I do not believe mountain bikes contribute to the development of humility, nor a sense of dependence, interdependence, and responsibility. There are four major reasons why mountain biking should not be permitted in officially designated wilderness areas or in any areas that are strong candidates for wilderness designation.
Legal. The Wilderness Act is unambiguous about the kinds of activities that are deemed acceptable in designated wilderness – namely travel without “mechanical advantage.” The rationale for the law, as stated in its opening paragraph, is “to assure that an increasing population, accompanied by expanding settlement and growing mechanization, does not occupy and modify all areas within the United States and its possessions, leaving no lands designated for preservation and protection in their natural condition.” Mountain bikes are part of that growing mechanization. The sophisticated advancement of mountain bike technology reduces the natural limits imposed by primeval character, whereas those walking or traveling by horse remain within natural limits.

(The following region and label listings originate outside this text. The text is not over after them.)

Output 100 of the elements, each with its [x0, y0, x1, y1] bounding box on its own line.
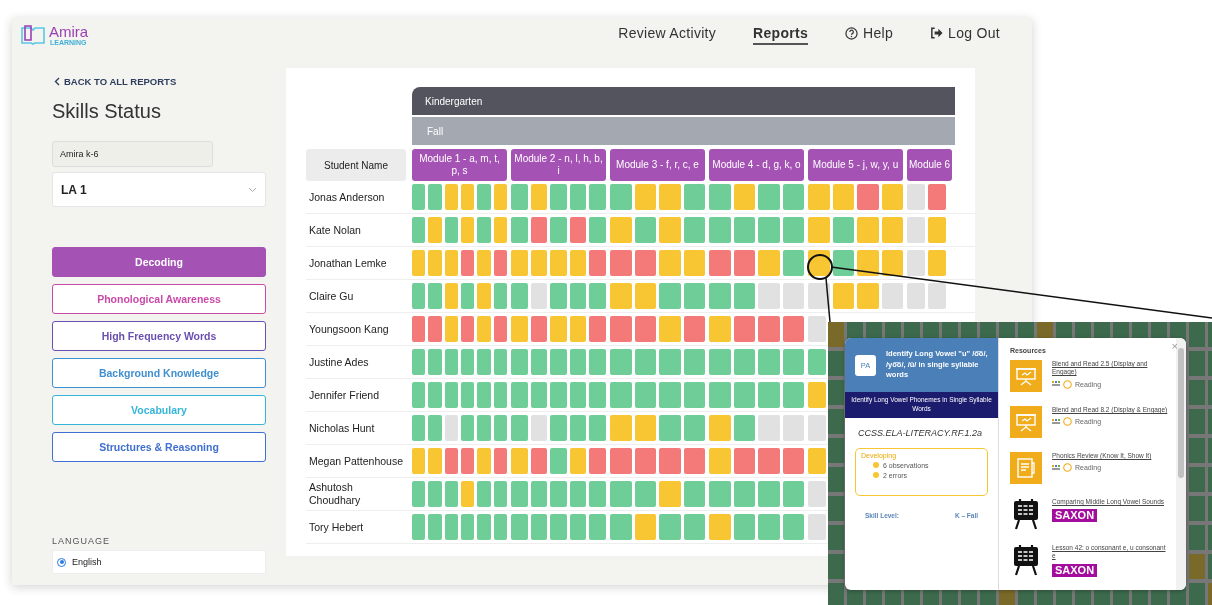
- skill-cell[interactable]: [444, 514, 458, 540]
- skill-cell[interactable]: [782, 283, 804, 309]
- skill-cell[interactable]: [808, 514, 826, 540]
- skill-cell[interactable]: [782, 382, 804, 408]
- skill-cell[interactable]: [610, 250, 632, 276]
- skill-cell[interactable]: [477, 184, 491, 210]
- skill-cell[interactable]: [461, 349, 475, 375]
- skill-cell[interactable]: [550, 415, 567, 441]
- skill-cell[interactable]: [428, 382, 442, 408]
- skill-cell[interactable]: [477, 448, 491, 474]
- skill-cell[interactable]: [709, 514, 731, 540]
- skill-cell[interactable]: [634, 448, 656, 474]
- back-link[interactable]: BACK TO ALL REPORTS: [54, 76, 266, 87]
- skill-cell[interactable]: [444, 316, 458, 342]
- skill-cell[interactable]: [782, 481, 804, 507]
- skill-cell[interactable]: [610, 217, 632, 243]
- skill-cell[interactable]: [907, 184, 925, 210]
- skill-cell[interactable]: [493, 514, 507, 540]
- skill-cell[interactable]: [550, 250, 567, 276]
- skill-cell[interactable]: [444, 184, 458, 210]
- skill-cell[interactable]: [530, 382, 548, 408]
- skill-cell[interactable]: [444, 283, 458, 309]
- skill-cell[interactable]: [758, 316, 780, 342]
- nav-link[interactable]: Reports: [753, 25, 809, 45]
- skill-cell[interactable]: [733, 283, 755, 309]
- skill-cell[interactable]: [477, 250, 491, 276]
- skill-cell[interactable]: [444, 250, 458, 276]
- skill-cell[interactable]: [589, 382, 606, 408]
- skill-cell[interactable]: [758, 481, 780, 507]
- skill-cell[interactable]: [511, 382, 528, 408]
- skill-cell[interactable]: [683, 349, 705, 375]
- skill-cell[interactable]: [550, 481, 567, 507]
- skill-cell[interactable]: [659, 349, 681, 375]
- skill-cell[interactable]: [569, 316, 587, 342]
- skill-cell[interactable]: [461, 481, 475, 507]
- skill-cell[interactable]: [550, 382, 567, 408]
- skill-cell[interactable]: [634, 250, 656, 276]
- skill-cell[interactable]: [659, 283, 681, 309]
- skill-cell[interactable]: [733, 349, 755, 375]
- skill-cell[interactable]: [832, 184, 854, 210]
- skill-cell[interactable]: [857, 184, 879, 210]
- skill-cell[interactable]: [758, 415, 780, 441]
- skill-cell[interactable]: [634, 283, 656, 309]
- skill-cell[interactable]: [589, 184, 606, 210]
- skill-cell[interactable]: [493, 382, 507, 408]
- skill-cell[interactable]: [928, 250, 946, 276]
- skill-cell[interactable]: [610, 349, 632, 375]
- skill-cell[interactable]: [428, 283, 442, 309]
- skill-cell[interactable]: [444, 349, 458, 375]
- skill-cell[interactable]: [907, 217, 925, 243]
- skill-cell[interactable]: [733, 415, 755, 441]
- skill-cell[interactable]: [683, 382, 705, 408]
- skill-cell[interactable]: [782, 184, 804, 210]
- skill-cell[interactable]: [782, 349, 804, 375]
- skill-cell[interactable]: [659, 382, 681, 408]
- skill-cell[interactable]: [493, 283, 507, 309]
- skill-button[interactable]: Decoding: [52, 247, 266, 277]
- skill-cell[interactable]: [659, 217, 681, 243]
- skill-cell[interactable]: [610, 382, 632, 408]
- skill-cell[interactable]: [881, 283, 903, 309]
- skill-button[interactable]: Background Knowledge: [52, 358, 266, 388]
- skill-cell[interactable]: [477, 481, 491, 507]
- skill-cell[interactable]: [428, 250, 442, 276]
- skill-cell[interactable]: [412, 316, 426, 342]
- skill-cell[interactable]: [634, 184, 656, 210]
- skill-cell[interactable]: [589, 349, 606, 375]
- skill-cell[interactable]: [610, 184, 632, 210]
- skill-cell[interactable]: [758, 250, 780, 276]
- skill-cell[interactable]: [511, 349, 528, 375]
- skill-cell[interactable]: [412, 382, 426, 408]
- skill-cell[interactable]: [610, 481, 632, 507]
- skill-cell[interactable]: [511, 316, 528, 342]
- skill-cell[interactable]: [444, 448, 458, 474]
- skill-cell[interactable]: [907, 283, 925, 309]
- skill-cell[interactable]: [683, 283, 705, 309]
- skill-cell[interactable]: [412, 349, 426, 375]
- skill-cell[interactable]: [733, 316, 755, 342]
- skill-cell[interactable]: [808, 184, 830, 210]
- skill-cell[interactable]: [881, 250, 903, 276]
- skill-cell[interactable]: [477, 349, 491, 375]
- skill-cell[interactable]: [683, 184, 705, 210]
- skill-cell[interactable]: [782, 514, 804, 540]
- skill-cell[interactable]: [709, 184, 731, 210]
- skill-cell[interactable]: [733, 250, 755, 276]
- skill-cell[interactable]: [733, 514, 755, 540]
- skill-cell[interactable]: [832, 217, 854, 243]
- skill-cell[interactable]: [530, 448, 548, 474]
- skill-cell[interactable]: [610, 316, 632, 342]
- skill-cell[interactable]: [733, 217, 755, 243]
- skill-cell[interactable]: [493, 217, 507, 243]
- program-field[interactable]: Amira k-6: [52, 141, 213, 167]
- skill-cell[interactable]: [733, 382, 755, 408]
- skill-cell[interactable]: [511, 481, 528, 507]
- skill-cell[interactable]: [477, 283, 491, 309]
- skill-cell[interactable]: [530, 250, 548, 276]
- language-radio[interactable]: English: [57, 557, 102, 567]
- skill-cell[interactable]: [832, 250, 854, 276]
- skill-cell[interactable]: [709, 415, 731, 441]
- skill-cell[interactable]: [589, 448, 606, 474]
- skill-cell[interactable]: [428, 316, 442, 342]
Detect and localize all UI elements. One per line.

Ecological. Bike proponents often suggest that mountain bikes may do less damage than a pack of horses or even a Boy Scout troop. This is a specious argument. The cumulative effects of numerous tires create additional erosion, sedimentation in streams, and potential for trail damage. The idea that some activities do more damage than another is not a reason to expand damaging activities. There is a cumulative impact from all uses, and adding to existing use can only increase impacts. The main goal of wilderness designation is to preserve wild nature, not to preserve recreational opportunity.
Sociological. Any mechanical advantage – whether it is a dirt bike or a mountain bike – shrinks the backcountry. This has several effects. Those walking are easily surpassed by those using mechanical means, which can psychologically dismay other users. On heavily used trails, the threat of a fast moving bike changes the experience for other trail users. If you are a hiker, the ability to relax and soak in the natural world is impeded when one is anxious about having to jump out of the way of a bike.
Philosophical. The spirit and letter of the Wilderness Act is to protect lands that retain their “primeval character and influence.” The more advanced the technology that we drag along with us, the greater our alienation from the spiritual values of wilderness areas. To many who are walking in quiet contemplation of nature, mountain bikes are an intrusion. They are no different to many wildlands enthusiasts than if a bike were to invade the Sistine Chapel or were ridden in the Arlington National Cemetery. The fact that many mountain bikers are oblivious to the spiritual values inherent in wildlands is one reason why those walking find mountain biking obnoxious at best, and even disrespectful.
For me – and many of my fellow wilderness advocates – the goal of conservation is to preserve the remnants of wild nature, not to protect self-indulgent recreational opportunities. With ever more technological gadgets available for distraction and diversion, we need the sanctity and self-restraint that Wilderness Areas represent more than ever.